Uma questão de etiqueta

      A rainha teria dado uns dez passos além do postigo, quando um homem envolto num sobretudo azul, e com o rosto oculto pelas abas de um chapéu de oleado, lhe pegava convulsivamente num braço e a conduzia apressadamente para uma carruagem, que estava estacionada à esquina da rua de Saint-Nicaise.

      Era o conde de Charny.

      A carruagem era a que esperava toda a família real, havia mais de meia hora.

      Julgavam ver chegar a rainha consternada, abatida, moribunda; chegava risonha e alegre: os perigos que correra, a fadiga que sentira, o engano que tivera, o tempo que perdera, as conseqüências que a demora podia ter tido, tudo, a chibatada que dera na carruagem de Lafayette, e que ela julgava ter dado nele mesmo, lhe fizera esquecer.

      A dez passos da carruagem, estava um criado com um cavalo à mão.

      Charny não fez mais que mostrar com o dedo o cavalo a Isidoro.

      O irmão montou a cavalo e partiu a galope.

      Ia de guarda avançada a Bondy, para encomendar os cavalos.

      A rainha, vendo-o partir, dirigiu-lhe algumas palavras de agradecimento, que ele não ouviu.
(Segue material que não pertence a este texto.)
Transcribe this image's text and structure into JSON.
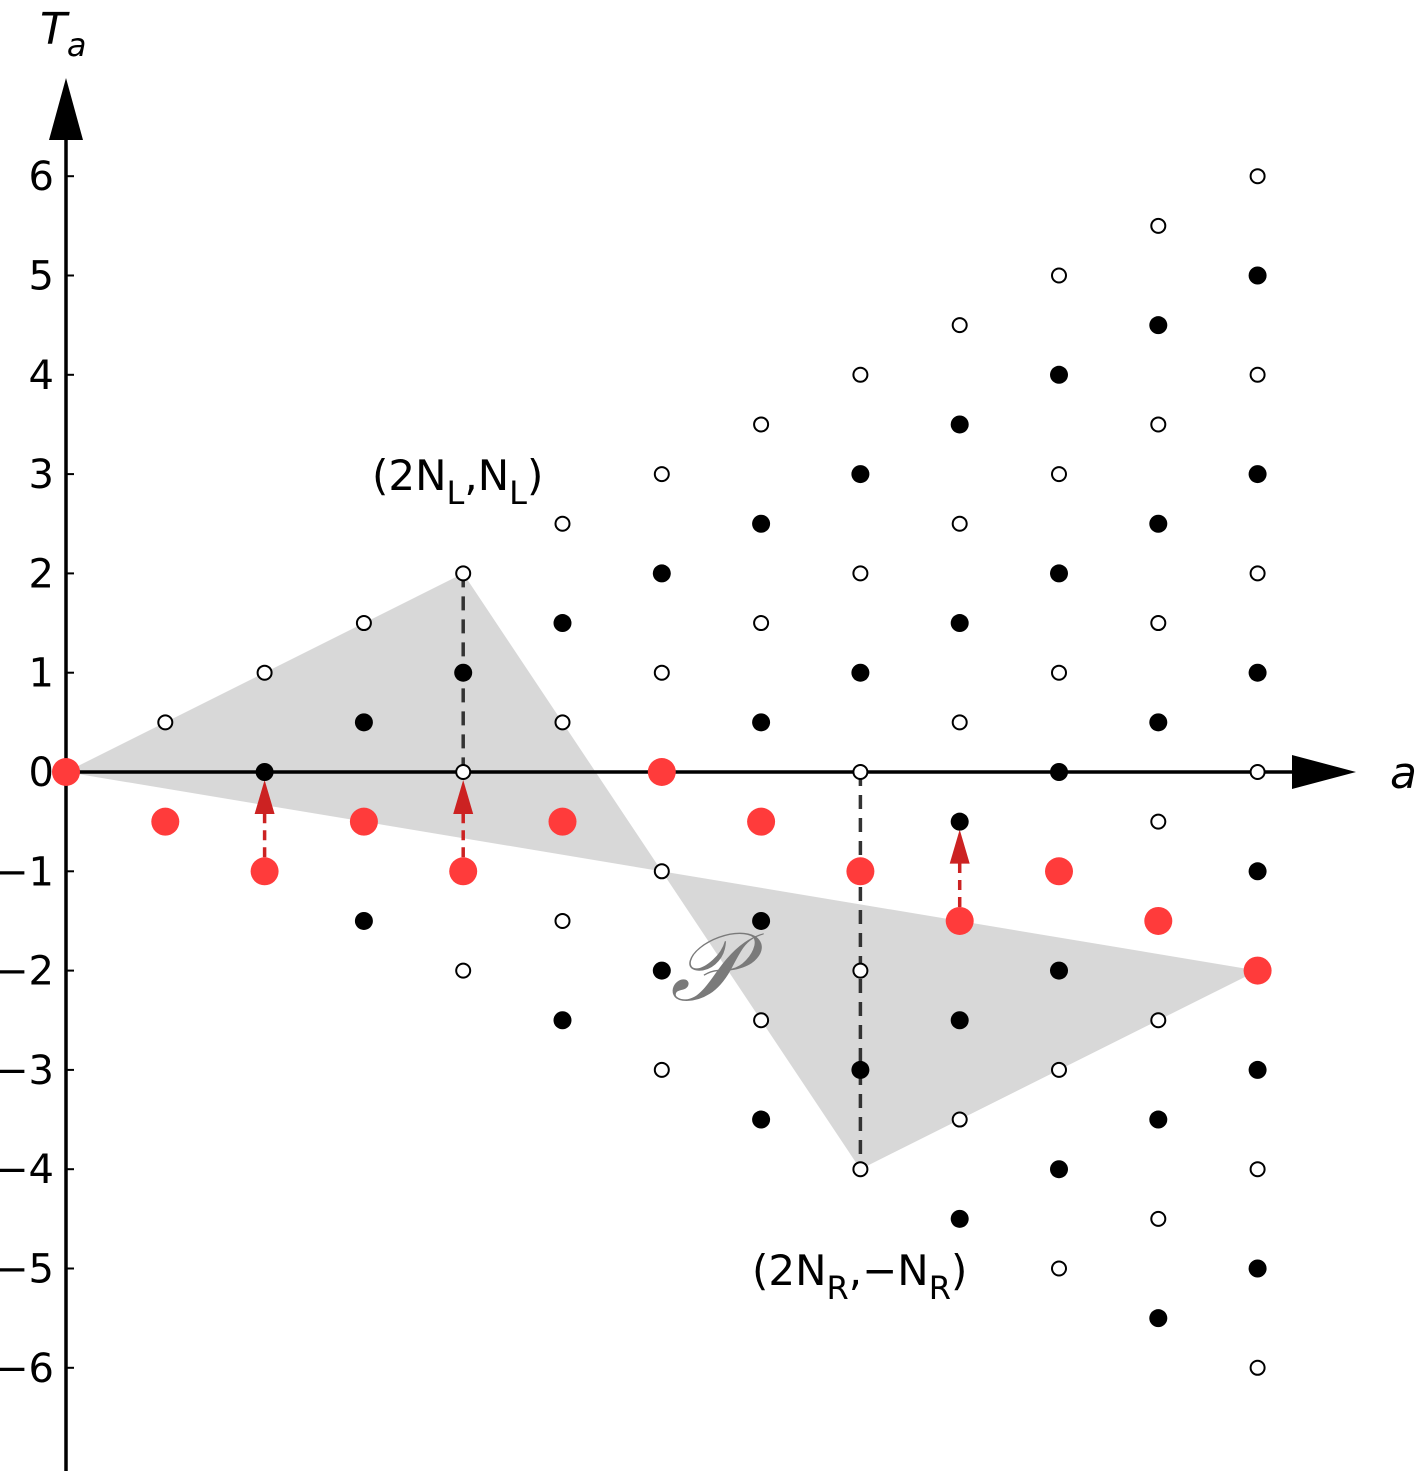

      - Vamos, minha senhora, vamos, - disse Charny, mostrando a dedicação, e sobretudo, o respeito que os homens verdadeiramente enérgicos apresentam nos grandes lances, - vamos, que não há um minuto a perder.

      A rainha subiu para a carruagem, onde já estavam o rei, as princesas, o delfim e a Srª. de Tourzel, isto é cinco pessoas. Assentou-se no fundo da carruagem, e pôs o delfim no colo; o rei assentou-se ao pé dela; as princesas e a Srª. de Tourzel assentaram-se no assento da frente.

      Charny fechou a portinhola e subiu para a almofada, e para enganar os espiões, se os houvesse, fez voltar os cavalos, subiu a rua de Saint-Honoré, à Madalena e meteu aos boulevards, que foi seguindo até à porta de Saint-Martin.

      O coche esperava-os numa estrada, que conduzia a um sítio que chamavam la Voirie.

      A estrada estava deserta.

      O conde de Charny apeou-se da almofada e abriu a portinhola da carruagem.

      A do grande coche, que devia servir para a viagem, estava já aberta. Os srs. de Malden e de Valory conservaram-se aos lados do estribo.

      As seis pessoas que estavam na carruagem apearam-se imediatamente.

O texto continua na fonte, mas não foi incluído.